Meine Mitmenschen dachten das nicht. Die lernten fleißig Papierschnitzel in allerlei Formen zu falten, suchten ihr inneres Zen-Ich, meldeten sich in Dojos an um martialisch schreiend mit Stöcken aufeinander einzuprügeln, verwurmten ihre Gedärme mit rohem Fisch und verzierten sich als krönenden Abschluss mit japanischem Gekritzel zum Beweis ihrer Ergebenheit.
Ach ja!
Wie erfreulich sind doch manche Erinnerungen.
Vor allem die an jene Scharen westlicher Damen, die ganz mainstreamig brav wahrhaftig jene japanischen Schriftzeichen zum Beispiel am Ohr baumeln hatten, während sich der adäkwate Herr dieselben irgendwohin tätowieren ließ. Ich verabsäumte es nie beide Seiten mittels eines kleinen Lexikons erfreut zu belehren, dass ihre anbiedernden Verschönerungen keineswegs ‚Allumfassende Harmonie’ oder ähnliches, sondern in den meisten Fällen ‚Grunzendes Schwein’ und dergleichen bedeutete. Was, wie ich stets anfügte, doch immerhin für einen gewissen Rest-Humor der solcherart angeschleimten neuen asiatischen Welt-Herrscher sprach.
Dann platzte die ganze aufgeblähte Wirtschafts-Blase, die Japaner hatten einen Haufen Schulden am Hals (die ihre westlichen Schuldner, die mittlerweile saniert waren, keineswegs zurück zu zahlen gedachten) und übrig blieben ein paar Sushi kauende, Karaoke plärrende Spinner, die sich seitdem den Blödian-Himmel mit den ebenso vereinzelt herum trottelnden Überbleibseln der Hippie-Generation teilen müssen.
Warum ich das erzähle?
Na, ganz einfach.
Lesen Sie das Ganze noch mal, aber ersetzen dabei ‚Japaner’ durch ‚Chinesen’. Dann lehnen Sie sich mit mir zusammen in aller Ruhe zurück und überdenken die Sache mal ein Weilchen.
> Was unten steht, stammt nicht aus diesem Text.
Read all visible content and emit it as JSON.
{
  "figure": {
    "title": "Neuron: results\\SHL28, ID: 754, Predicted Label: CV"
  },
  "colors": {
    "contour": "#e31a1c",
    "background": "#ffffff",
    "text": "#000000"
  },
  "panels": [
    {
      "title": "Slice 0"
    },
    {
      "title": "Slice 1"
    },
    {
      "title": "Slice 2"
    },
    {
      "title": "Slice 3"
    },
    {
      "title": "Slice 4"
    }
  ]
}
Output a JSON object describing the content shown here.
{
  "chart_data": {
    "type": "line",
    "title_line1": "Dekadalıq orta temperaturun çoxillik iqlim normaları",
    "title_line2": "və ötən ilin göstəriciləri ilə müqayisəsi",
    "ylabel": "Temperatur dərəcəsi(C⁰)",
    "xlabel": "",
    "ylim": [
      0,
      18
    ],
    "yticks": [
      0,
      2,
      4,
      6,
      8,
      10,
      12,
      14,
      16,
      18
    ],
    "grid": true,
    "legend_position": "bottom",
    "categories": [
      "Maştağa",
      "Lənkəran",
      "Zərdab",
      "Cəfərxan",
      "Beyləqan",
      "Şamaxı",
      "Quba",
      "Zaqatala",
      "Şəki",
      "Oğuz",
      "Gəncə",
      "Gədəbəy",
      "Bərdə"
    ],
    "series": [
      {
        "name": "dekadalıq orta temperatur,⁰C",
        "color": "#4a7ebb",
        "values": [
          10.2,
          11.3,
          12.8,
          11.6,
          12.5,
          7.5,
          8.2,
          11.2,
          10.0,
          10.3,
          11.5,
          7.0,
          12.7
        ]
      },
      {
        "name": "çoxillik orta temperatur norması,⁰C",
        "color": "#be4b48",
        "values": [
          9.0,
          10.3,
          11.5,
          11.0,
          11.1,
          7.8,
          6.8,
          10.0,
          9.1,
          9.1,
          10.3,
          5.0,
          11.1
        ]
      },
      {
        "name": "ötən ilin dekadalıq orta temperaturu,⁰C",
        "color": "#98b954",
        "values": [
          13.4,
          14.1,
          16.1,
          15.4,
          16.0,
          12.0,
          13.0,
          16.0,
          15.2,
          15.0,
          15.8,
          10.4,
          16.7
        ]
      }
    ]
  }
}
So rein europäisch/ amerikanisch schuldentechnisch betrachtet.
Und?
Grinsen Sie schon?
Ich ganz bestimmt.
Denn sind wir mal ehrlich.
Wenns um Schulden bezahlen geht:
Besser die als wir.
*Da würde ich drauf wetten. Also für den Fall, dass der damalige japanische Interessent (der kurz darauf so hurtig wie er hochgespült war, mit dem restlichen japanischen Überlegenheits-Hype im Lokus der Insolvenz verschwand) das Bild tatsächlich bekommen hätte.